Pretty much anywhere in the river that you can access will have smallmouth, some spots are better than others but its more find to find these yourself. In the spring I usualy stick with a rebel wee craw or crawfish imitation lure. During the summer and into the fall you can use white roostertails, 2" grubs on a jighead or small crankbaits and catch them all day long. Look for areas of slack water in the rapids or the tailouts at the bottom of a set of rapid. There are some nice ones in there but you will catch 20 12"ers for every decent one you catch.

Scott Williams


----------



## Lewzer (Apr 5, 2004)

With all the rain we have had, the combined sewer overflows have been working overtime. Watch out for floating turds, used condoms, tampon applicators and a stray syringe or two.
Other than that, the smallie fishing can be pretty fun.


----------



## coachfozz (Mar 19, 2006)

Was down there on Sunday, and the river is pretty high. I think we need a good week of no rain before it is fishable down there. Still some nice Smallies down there. I caught a few in 15-17 inch range, but mostly dinks which are fun to catch as well.


----------



## jonnythfisherteen2 (Mar 5, 2011)

i dug though my tackle box, and i found
*mepps comet mino size 2 silver blade
*mepps blackfury 0 size chartuse hair
*little cleo 1/8 oz chartuse spoon
*acme phobe nickel blue 1/4 oz
*bomber fat a crawfish brown 5/16 oz
*bass pro tourney crawfish 1/6 oz
*rapala original floater jo7 perch
i am talking about fishing the section along cuyahoga street.


----------



## PolymerStew (Feb 17, 2009)

I usually check the nearest monitoring site on the USGS website to see what the river flow is at before I go fish the river, the site at Old Portage road is closest

http://waterwatch.usgs.gov/new/index.php?m=real&r=oh&w=map

It's showing 1500 cfs right now. The river in that area becomes too fast to wade if the river is over 200-300 cfs in my experience. Still possible to fish from shore of course, but when the river is this high the fishing is tough.

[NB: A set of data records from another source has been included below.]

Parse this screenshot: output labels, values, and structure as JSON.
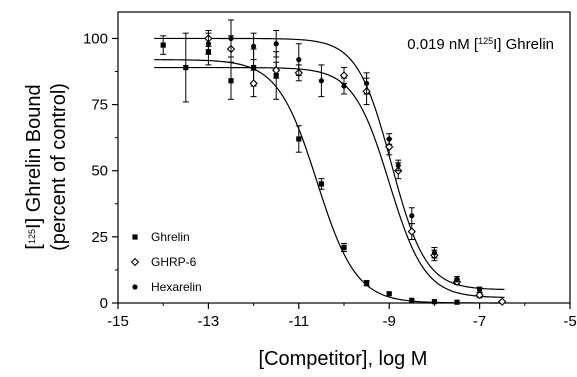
{
  "chart_data": {
    "type": "scatter",
    "title": "",
    "annotation": {
      "prefix": "0.019 nM [",
      "superscript": "125",
      "suffix": "I] Ghrelin"
    },
    "xlabel": "[Competitor], log M",
    "ylabel": {
      "line1_prefix": "[",
      "line1_superscript": "125",
      "line1_suffix": "I] Ghrelin Bound",
      "line2": "(percent of control)"
    },
    "xlim": [
      -15,
      -5
    ],
    "ylim": [
      0,
      110
    ],
    "x_ticks": [
      -15,
      -13,
      -11,
      -9,
      -7,
      -5
    ],
    "y_ticks": [
      0,
      25,
      50,
      75,
      100
    ],
    "grid": false,
    "legend_position": "bottom-left",
    "series": [
      {
        "name": "Ghrelin",
        "marker": "square",
        "color": "#000000",
        "points": [
          {
            "x": -14,
            "y": 97.5,
            "err": 3.5
          },
          {
            "x": -13.5,
            "y": 89,
            "err": 13
          },
          {
            "x": -13,
            "y": 95,
            "err": 5
          },
          {
            "x": -12.5,
            "y": 84,
            "err": 7
          },
          {
            "x": -12,
            "y": 89,
            "err": 7
          },
          {
            "x": -11.5,
            "y": 86,
            "err": 9
          },
          {
            "x": -11,
            "y": 62,
            "err": 5
          },
          {
            "x": -10.5,
            "y": 45,
            "err": 2
          },
          {
            "x": -10,
            "y": 21,
            "err": 1.5
          },
          {
            "x": -9.5,
            "y": 7.5,
            "err": 1
          },
          {
            "x": -9,
            "y": 3.5,
            "err": 0.5
          },
          {
            "x": -8.5,
            "y": 1,
            "err": 0.5
          },
          {
            "x": -8,
            "y": 0.5,
            "err": 0.5
          },
          {
            "x": -7.5,
            "y": 0.3,
            "err": 0.3
          }
        ],
        "fit": {
          "top": 92,
          "bottom": 0,
          "log_ic50": -10.6,
          "hill": 1
        }
      },
      {
        "name": "GHRP-6",
        "marker": "diamond-open",
        "color": "#000000",
        "points": [
          {
            "x": -13,
            "y": 100,
            "err": 3
          },
          {
            "x": -12.5,
            "y": 96,
            "err": 5
          },
          {
            "x": -12,
            "y": 83,
            "err": 5
          },
          {
            "x": -11.5,
            "y": 88,
            "err": 3
          },
          {
            "x": -11,
            "y": 87,
            "err": 3
          },
          {
            "x": -10,
            "y": 86,
            "err": 3
          },
          {
            "x": -9.5,
            "y": 80,
            "err": 5
          },
          {
            "x": -9,
            "y": 59,
            "err": 3
          },
          {
            "x": -8.8,
            "y": 50,
            "err": 3
          },
          {
            "x": -8.5,
            "y": 27,
            "err": 3
          },
          {
            "x": -8,
            "y": 18,
            "err": 2
          },
          {
            "x": -7.5,
            "y": 8,
            "err": 1
          },
          {
            "x": -7,
            "y": 3,
            "err": 1
          },
          {
            "x": -6.5,
            "y": 0.5,
            "err": 0.5
          }
        ],
        "fit": {
          "top": 89,
          "bottom": 2,
          "log_ic50": -9.0,
          "hill": 1.1
        }
      },
      {
        "name": "Hexarelin",
        "marker": "circle",
        "color": "#000000",
        "points": [
          {
            "x": -13,
            "y": 98,
            "err": 4
          },
          {
            "x": -12.5,
            "y": 100,
            "err": 7
          },
          {
            "x": -12,
            "y": 97,
            "err": 5
          },
          {
            "x": -11.5,
            "y": 98,
            "err": 5
          },
          {
            "x": -11,
            "y": 92,
            "err": 6
          },
          {
            "x": -10.5,
            "y": 84,
            "err": 6
          },
          {
            "x": -10,
            "y": 82,
            "err": 3
          },
          {
            "x": -9.5,
            "y": 83,
            "err": 4
          },
          {
            "x": -9,
            "y": 62,
            "err": 2
          },
          {
            "x": -8.8,
            "y": 52,
            "err": 2
          },
          {
            "x": -8.5,
            "y": 33,
            "err": 3
          },
          {
            "x": -8,
            "y": 19,
            "err": 2
          },
          {
            "x": -7.5,
            "y": 9,
            "err": 1
          },
          {
            "x": -7,
            "y": 5,
            "err": 1
          }
        ],
        "fit": {
          "top": 100,
          "bottom": 5,
          "log_ic50": -8.95,
          "hill": 1.15
        }
      }
    ]
  }
}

I was getting lots of suckers Monday evening on another section of the Cuyahoga in Akron fishing nightcrawlers on the bottom. Most were in the 12-18" size range so they were a good fight on an ultralight. Kept a few to use as cutbait for catfish. Caught a bunch of white perch too, but mostly small ones.


----------



## bdawg (Apr 14, 2009)

I was hiking at the Gorge Park upstream of Cascade Valley last night. The water was definitely too high to fish! At the dam spillway water was shooting up 20' in the air when it hit the concrete blocks that slow the water down. Usually when the river is fishable the water is below the top of the blocks. 

Saw 2 guys dive off the fishing pier in the Edison Pool. They were in their early 20's. They climbed back up over the railing and jogged the trails with wet clothes! I think maybe they were training to be members of Seal Team 6! 

I like to hit the river in this area in the middle of summer when it's too hot to be on a boat. You can wade in shorts and cool off. Lots of 8-10" smallmouth in there. Never caught one bigger than 16" in that section. That section should be good right now once the water level goes down. The bass will be spawning in the slack water.


----------



## tractor5561 (Aug 17, 2008)

the cascade area is a great spot. I used to fish the chuckery portion every day after school for about 2 years....when it WOULD fish... shoot me a pm if you need directions on where to access the river at.


----------



## BASSINaDL (Aug 24, 2010)

about 2 or 3 miles down stream (where i live) is the best smallie fishing ive done in the cuyahoga with brown tube jigs, a few around 4 pounds. and a five pounder, and in the last two days ive accidently caught two pike the first one was 21" the second one was 17" all on tube jiggs.


----------



## JSykes3 (Oct 14, 2010)

I've caught a lot of smallmouth and a pike out of there. A friend of mine got a nice catfish. I've had my best luck on Chartreuse/Yellow rooster tails and Rebel craws. Watch out for snags. There are a ton of them.


----------



## DGwhistle40 (Jun 5, 2011)

BUMP

I live very near there ... anybody having luck?


----------



## justinmay123 (Jul 6, 2009)

swimming above the edison dam..gross


----------